Rotation of Structural Water inside a Protein: Calculation of the Rate and Vibrational Entropy of Activation

Stefan Fischer*

Computational and Structural Chemistry, Hoffmann-La Roche/Pharma Research, C H-4070 Basel, Switzerland

Chandra S. Verma* andRoderick E. Hubbard

Protein Structure Group, Department of Chemistry, University of York, U.K.

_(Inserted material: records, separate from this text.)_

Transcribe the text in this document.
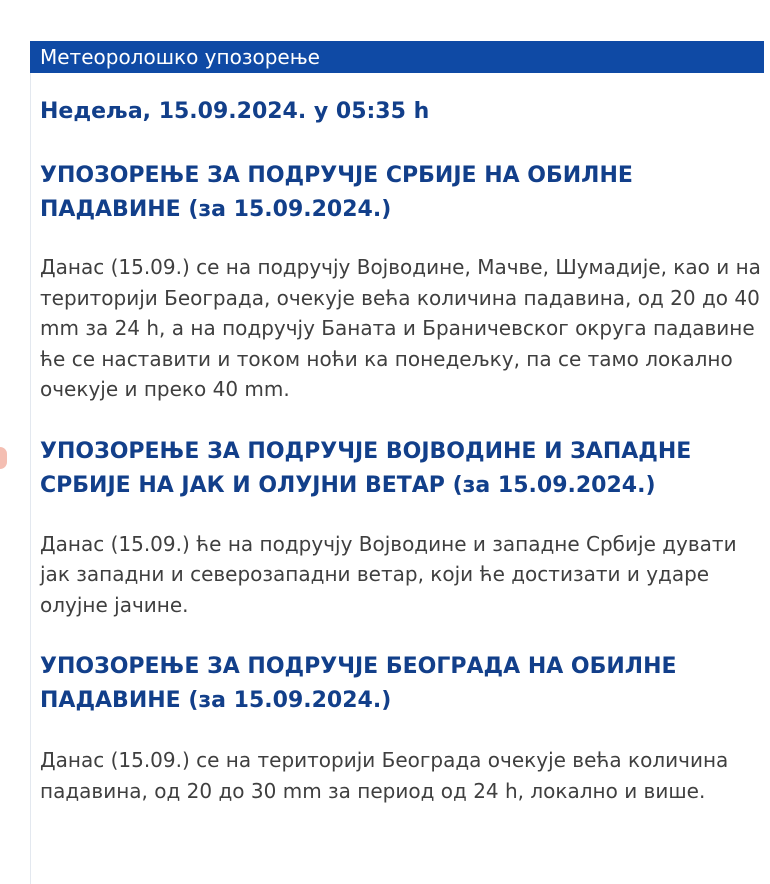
Метеоролошко упозорење

Недеља, 15.09.2024. у 05:35 h

УПОЗОРЕЊЕ ЗА ПОДРУЧЈЕ СРБИЈЕ НА ОБИЛНЕ ПАДАВИНЕ (за 15.09.2024.)

Данас (15.09.) се на подручју Војводине, Мачве, Шумадије, као и на територији Београда, очекује већа количина падавина, од 20 до 40 mm за 24 h, а на подручју Баната и Браничевског округа падавине ће се наставити и током ноћи ка понедељку, па се тамо локално очекује и преко 40 mm.

УПОЗОРЕЊЕ ЗА ПОДРУЧЈЕ ВОЈВОДИНЕ И ЗАПАДНЕ СРБИЈЕ НА ЈАК И ОЛУЈНИ ВЕТАР (за 15.09.2024.)

Данас (15.09.) ће на подручју Војводине и западне Србије дувати јак западни и северозападни ветар, који ће достизати и ударе олујне јачине.

УПОЗОРЕЊЕ ЗА ПОДРУЧЈЕ БЕОГРАДА НА ОБИЛНЕ ПАДАВИНЕ (за 15.09.2024.)

Данас (15.09.) се на територији Београда очекује већа количина падавина, од 20 до 30 mm за период од 24 h, локално и више.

Received: September 10, 1997
In Final Form: December 10, 1997

Abstract:

Water molecules buried inside a protein are often considered as an integral part of the structure and are increasingly used as NMR probes to study the dynamics of proteins (Denisov, V.; Peters, J.; Horlein, H. D.; Halle, B. Nat. Struct. Biol. 1996, 3, 505). The present calculations give new insights into the mobility of such structural water. Reaction path calculations using conjugate peak refinement (Fischer, S.; Karplus, M. Chem. Phys. Lett. 1992, 194, 252) are carried out to compute the transition state and activation energy (9.7 kcal mol^-1) for the rotation of a water molecule buried in the protein bovine pancreatic trypsin inhibitor. These are compared to the values calculated (10-12.3 kcal mol^-1) for the same process in ice, for which the experimental value has been determined (12.8 ± 0.9 kcal mol^-1). The process, which results in the interchange of the two water hydrogens, is similar in both systems. It is not a simple C2-flip of the buried water, but a complex motion involving two successive rotations around orthogonal axes. A normal-mode analysis performed on the ground and transition states of the protein enables the correction for the vibrational entropy to be included in the derivation of the rotational correlation time (45 ns) of the buried water. Vibrational frequencies up to 620 cm^-1 are found to contribute, thus requiring the inclusion of quantum effects. A fluctuation frequency of 20-50 cm^-1 along the curvilinear reaction path is derived, which leads to a vibrational entropy of activation of 8.6 cal mol^-1 K^-1.